Le coût des matières premières, s’il augmente, n'explique pas tout. Une part importante de l’inflation actuelle tient à la hausse des profits des entreprises. Il est donc urgent de remettre le partage des richesses (et ce qu’on en fait) sur la table.

La hausse du coût de la vie inquiète les travailleurs aux quatre coins du pays: des factures énergétiques qui ont plus que doublé; une indexation des loyers impossible à payer; des difficultés à faire le plein et à remplir le frigo… Les aides de l’État ont été bienvenues, mais sont insuffisantes. La Fédération des Entreprises belges (FEB) le répète: “Il n’y a pas d’argent pour faire davantage. Les entreprises sont en difficulté”. Pourtant, des marges importantes sont disponibles, et nous proposons de les mobiliser.
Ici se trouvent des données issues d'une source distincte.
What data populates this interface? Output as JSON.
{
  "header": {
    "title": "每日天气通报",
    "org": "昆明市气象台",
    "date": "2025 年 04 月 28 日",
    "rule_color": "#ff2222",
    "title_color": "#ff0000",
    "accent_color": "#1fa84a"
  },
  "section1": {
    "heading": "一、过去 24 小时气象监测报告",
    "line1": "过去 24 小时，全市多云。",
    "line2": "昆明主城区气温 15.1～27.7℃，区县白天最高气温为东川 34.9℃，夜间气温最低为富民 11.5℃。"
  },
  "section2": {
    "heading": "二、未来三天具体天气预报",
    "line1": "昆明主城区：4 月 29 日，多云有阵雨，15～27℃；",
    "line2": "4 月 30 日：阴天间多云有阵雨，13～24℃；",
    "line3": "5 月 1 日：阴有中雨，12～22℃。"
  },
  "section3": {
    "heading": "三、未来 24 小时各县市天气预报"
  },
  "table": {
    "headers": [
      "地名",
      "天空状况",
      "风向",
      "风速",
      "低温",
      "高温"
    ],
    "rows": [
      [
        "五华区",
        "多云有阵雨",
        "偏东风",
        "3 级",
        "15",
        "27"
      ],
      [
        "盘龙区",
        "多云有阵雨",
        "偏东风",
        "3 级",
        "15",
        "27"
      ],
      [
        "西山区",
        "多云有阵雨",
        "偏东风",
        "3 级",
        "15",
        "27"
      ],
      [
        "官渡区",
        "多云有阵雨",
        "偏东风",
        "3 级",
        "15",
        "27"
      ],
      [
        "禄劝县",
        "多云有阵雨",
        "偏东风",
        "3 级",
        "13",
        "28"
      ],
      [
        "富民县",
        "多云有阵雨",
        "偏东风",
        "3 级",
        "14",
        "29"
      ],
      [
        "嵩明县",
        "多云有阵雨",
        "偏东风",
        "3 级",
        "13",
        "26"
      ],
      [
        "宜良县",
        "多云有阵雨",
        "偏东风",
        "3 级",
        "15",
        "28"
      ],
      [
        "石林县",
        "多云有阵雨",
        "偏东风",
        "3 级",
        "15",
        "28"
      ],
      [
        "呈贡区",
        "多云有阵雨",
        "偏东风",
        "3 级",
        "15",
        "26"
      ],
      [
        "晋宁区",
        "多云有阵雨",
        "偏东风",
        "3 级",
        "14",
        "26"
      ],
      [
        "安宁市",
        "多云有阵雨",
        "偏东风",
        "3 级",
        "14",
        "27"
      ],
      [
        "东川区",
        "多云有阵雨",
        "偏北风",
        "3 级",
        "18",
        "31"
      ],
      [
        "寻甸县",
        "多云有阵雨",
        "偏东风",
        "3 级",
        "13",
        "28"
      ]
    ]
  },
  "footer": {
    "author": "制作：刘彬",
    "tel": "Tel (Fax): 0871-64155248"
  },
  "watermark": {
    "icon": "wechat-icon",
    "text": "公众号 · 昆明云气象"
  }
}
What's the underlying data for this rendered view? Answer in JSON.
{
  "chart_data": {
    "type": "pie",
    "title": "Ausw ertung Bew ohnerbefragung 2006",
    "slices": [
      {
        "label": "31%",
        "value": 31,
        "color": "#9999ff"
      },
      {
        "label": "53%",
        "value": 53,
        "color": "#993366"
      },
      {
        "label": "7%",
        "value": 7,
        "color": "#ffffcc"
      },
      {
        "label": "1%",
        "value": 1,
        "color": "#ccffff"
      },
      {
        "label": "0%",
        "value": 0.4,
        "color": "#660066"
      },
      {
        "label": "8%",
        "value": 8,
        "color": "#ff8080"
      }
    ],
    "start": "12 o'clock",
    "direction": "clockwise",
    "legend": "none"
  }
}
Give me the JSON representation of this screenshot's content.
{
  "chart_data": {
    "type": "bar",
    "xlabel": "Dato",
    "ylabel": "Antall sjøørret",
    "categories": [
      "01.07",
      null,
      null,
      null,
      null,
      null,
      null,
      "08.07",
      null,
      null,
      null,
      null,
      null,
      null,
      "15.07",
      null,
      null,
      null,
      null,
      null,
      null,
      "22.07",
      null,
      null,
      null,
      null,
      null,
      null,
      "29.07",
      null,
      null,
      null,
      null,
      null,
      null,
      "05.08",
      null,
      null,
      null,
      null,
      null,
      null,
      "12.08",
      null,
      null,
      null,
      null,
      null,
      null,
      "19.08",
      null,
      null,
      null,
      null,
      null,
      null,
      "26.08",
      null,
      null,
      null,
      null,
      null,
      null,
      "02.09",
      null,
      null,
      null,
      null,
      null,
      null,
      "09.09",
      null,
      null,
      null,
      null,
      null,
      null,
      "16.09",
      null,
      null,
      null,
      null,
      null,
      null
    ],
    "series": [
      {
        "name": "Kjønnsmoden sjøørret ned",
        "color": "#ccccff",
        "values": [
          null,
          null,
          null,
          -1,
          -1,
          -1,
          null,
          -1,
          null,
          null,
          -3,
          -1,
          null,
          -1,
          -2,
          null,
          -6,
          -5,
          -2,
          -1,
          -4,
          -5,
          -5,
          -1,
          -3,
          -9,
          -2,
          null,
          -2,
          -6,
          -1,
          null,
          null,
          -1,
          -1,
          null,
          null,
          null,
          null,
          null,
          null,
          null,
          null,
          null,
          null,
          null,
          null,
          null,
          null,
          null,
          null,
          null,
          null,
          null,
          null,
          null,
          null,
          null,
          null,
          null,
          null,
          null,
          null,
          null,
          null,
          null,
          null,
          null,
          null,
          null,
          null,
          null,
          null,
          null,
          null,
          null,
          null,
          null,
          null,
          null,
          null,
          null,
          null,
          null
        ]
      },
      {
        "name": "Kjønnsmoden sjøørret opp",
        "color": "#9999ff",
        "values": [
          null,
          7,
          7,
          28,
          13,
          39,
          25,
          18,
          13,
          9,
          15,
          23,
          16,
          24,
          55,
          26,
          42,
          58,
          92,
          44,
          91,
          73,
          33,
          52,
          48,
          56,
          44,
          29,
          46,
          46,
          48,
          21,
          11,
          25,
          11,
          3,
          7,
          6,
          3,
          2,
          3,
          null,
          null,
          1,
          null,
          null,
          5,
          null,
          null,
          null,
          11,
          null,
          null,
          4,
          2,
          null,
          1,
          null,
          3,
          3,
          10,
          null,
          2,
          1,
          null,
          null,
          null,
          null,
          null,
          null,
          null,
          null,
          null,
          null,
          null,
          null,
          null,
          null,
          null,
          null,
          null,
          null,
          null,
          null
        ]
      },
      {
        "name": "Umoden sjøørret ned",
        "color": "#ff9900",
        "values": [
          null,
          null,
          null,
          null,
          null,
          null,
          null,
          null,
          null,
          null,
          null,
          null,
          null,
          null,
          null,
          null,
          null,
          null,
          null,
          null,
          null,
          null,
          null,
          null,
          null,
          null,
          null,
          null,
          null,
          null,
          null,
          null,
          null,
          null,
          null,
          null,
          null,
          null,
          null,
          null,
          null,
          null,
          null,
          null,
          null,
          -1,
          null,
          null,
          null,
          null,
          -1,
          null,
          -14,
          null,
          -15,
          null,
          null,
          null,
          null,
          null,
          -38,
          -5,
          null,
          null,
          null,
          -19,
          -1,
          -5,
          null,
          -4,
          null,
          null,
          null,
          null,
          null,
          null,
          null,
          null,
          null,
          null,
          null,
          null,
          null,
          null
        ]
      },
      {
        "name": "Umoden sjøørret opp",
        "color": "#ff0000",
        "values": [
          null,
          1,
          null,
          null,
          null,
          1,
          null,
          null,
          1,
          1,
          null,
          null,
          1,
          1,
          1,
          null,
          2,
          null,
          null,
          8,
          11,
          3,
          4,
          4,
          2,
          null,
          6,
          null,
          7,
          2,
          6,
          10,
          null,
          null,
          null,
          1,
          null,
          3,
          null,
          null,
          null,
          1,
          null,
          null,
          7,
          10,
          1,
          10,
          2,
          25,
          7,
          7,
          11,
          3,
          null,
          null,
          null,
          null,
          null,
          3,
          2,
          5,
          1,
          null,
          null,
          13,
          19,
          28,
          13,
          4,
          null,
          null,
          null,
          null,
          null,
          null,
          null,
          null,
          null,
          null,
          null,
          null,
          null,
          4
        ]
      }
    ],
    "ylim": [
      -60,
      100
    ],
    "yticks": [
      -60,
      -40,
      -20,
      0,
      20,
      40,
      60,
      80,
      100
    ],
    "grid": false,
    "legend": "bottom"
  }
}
Avant tout, donnons une idée de l’ampleur du choc auquel les ménages font face. Une récente étude de la KUL1 montre que l’indexation automatique des salaires et les mesures du gouvernement ne constituent qu’une protection partielle contre l’inflation. Malgré l’index, 90% des ménages qui ont des contrats à prix variable s’appauvrissent. Les 10% les plus pauvres perdent 7% de leurs revenus, quand le ménage médian perd, lui, 2%.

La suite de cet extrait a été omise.